If it had stopped there, I actually would have applauded it. Moore rather unexpectedly delivers a considerable amount of gravitas while dressed as a clown. The trouble is that it doesn't stop there. We'll skip over the bit where Octopussy's circus stages an all-girl assault on Khan's palace while Bond drifts in on a hot-air balloon, because that somehow manages to be more awesome than ludicrous (and any scene with Kristina Wayborn's Magda is a point in the film's favor). But after that, we're treated to a scene where Bond leaps from a galloping horse onto a plane, and then hangs onto said airplane as it tears through the sky.

Now, maybe it's because on the whole, Bond's airborne fights have not been spectacular (between the ones in Moonraker, Octopussy, The Living Daylights, and Die Another Day, really only the one in Daylights is any good).  Or maybe it's because we don't really expect even James Bond to survive when the plane does a barrel roll. Or maybe it's because his strategy of whipping the evil henchman in the face with the airplane's antenna comes off as too ridiculous. Or maybe it's because it's incredibly obvious that he's wearing a parachute under his breakaway jacket. Or maybe it's because that's obviously a stuntman in the wide shots.

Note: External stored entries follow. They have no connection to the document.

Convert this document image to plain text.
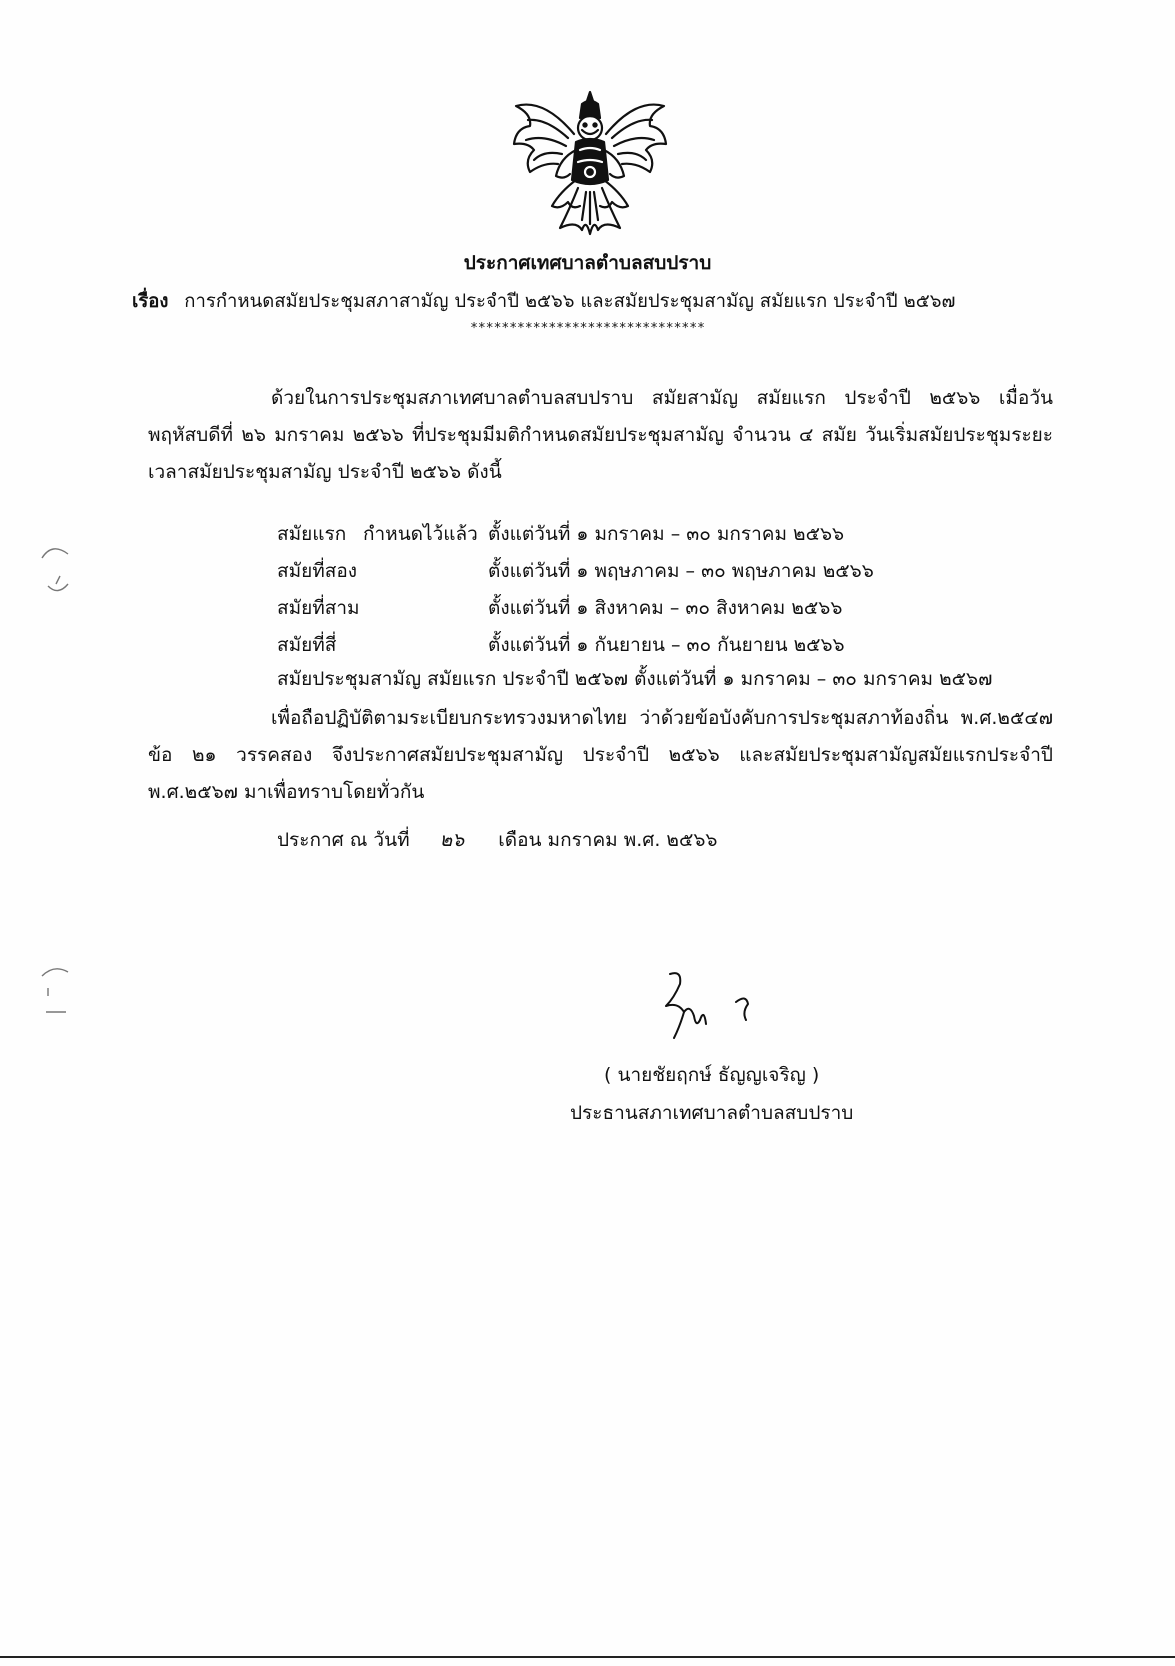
ประกาศเทศบาลตำบลสบปราบ
เรื่อง การกำหนดสมัยประชุมสภาสามัญ ประจำปี ๒๕๖๖ และสมัยประชุมสามัญ สมัยแรก ประจำปี ๒๕๖๗
******************************
ด้วยในการประชุมสภาเทศบาลตำบลสบปราบ สมัยสามัญ สมัยแรก ประจำปี ๒๕๖๖ เมื่อวันพฤหัสบดีที่ ๒๖ มกราคม ๒๕๖๖ ที่ประชุมมีมติกำหนดสมัยประชุมสามัญ จำนวน ๔ สมัย วันเริ่มสมัยประชุมระยะเวลาสมัยประชุมสามัญ ประจำปี ๒๕๖๖ ดังนี้
สมัยแรก กำหนดไว้แล้ว ตั้งแต่วันที่ ๑ มกราคม – ๓๐ มกราคม ๒๕๖๖
สมัยที่สอง	ตั้งแต่วันที่ ๑ พฤษภาคม – ๓๐ พฤษภาคม ๒๕๖๖
สมัยที่สาม	ตั้งแต่วันที่ ๑ สิงหาคม – ๓๐ สิงหาคม ๒๕๖๖
สมัยที่สี่	ตั้งแต่วันที่ ๑ กันยายน – ๓๐ กันยายน ๒๕๖๖
สมัยประชุมสามัญ สมัยแรก ประจำปี ๒๕๖๗ ตั้งแต่วันที่ ๑ มกราคม – ๓๐ มกราคม ๒๕๖๗
เพื่อถือปฏิบัติตามระเบียบกระทรวงมหาดไทย ว่าด้วยข้อบังคับการประชุมสภาท้องถิ่น พ.ศ.๒๕๔๗ ข้อ ๒๑ วรรคสอง จึงประกาศสมัยประชุมสามัญ ประจำปี ๒๕๖๖ และสมัยประชุมสามัญสมัยแรกประจำปี พ.ศ.๒๕๖๗ มาเพื่อทราบโดยทั่วกัน
ประกาศ ณ วันที่ ๒๖ เดือน มกราคม พ.ศ. ๒๕๖๖
( นายชัยฤกษ์ ธัญญเจริญ )
ประธานสภาเทศบาลตำบลสบปราบ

For some combination of the above, the climax to this film rings horribly false.

Which is a shame, because the film had so much going for it.

Roger Moore's getting old
Yeah, that's true.

A year before Octopussy came out, Paramount Pictures did Star Trek II: The Wrath of Khan, in which an obviously-aged William Shatner played Captain Kirk having a midlife crisis. In Moore's next and final film, A View to a Kill, Bond too would be facing a genetically-engineered superman. The result was an abject disaster, in case you didn't know.

The same year that Octopussy came out, Thunderball producer Kevin McClory finally got around to doing his Thunderball remake, Never Say Never Again, starring a greying Sean Connery.

It's worth noting that in either film that brackets this one, the main Bond Girl is young enough to be Roger Moore's daughter, which helps make the 18-year difference here between Moore and his leading lady less intrusive.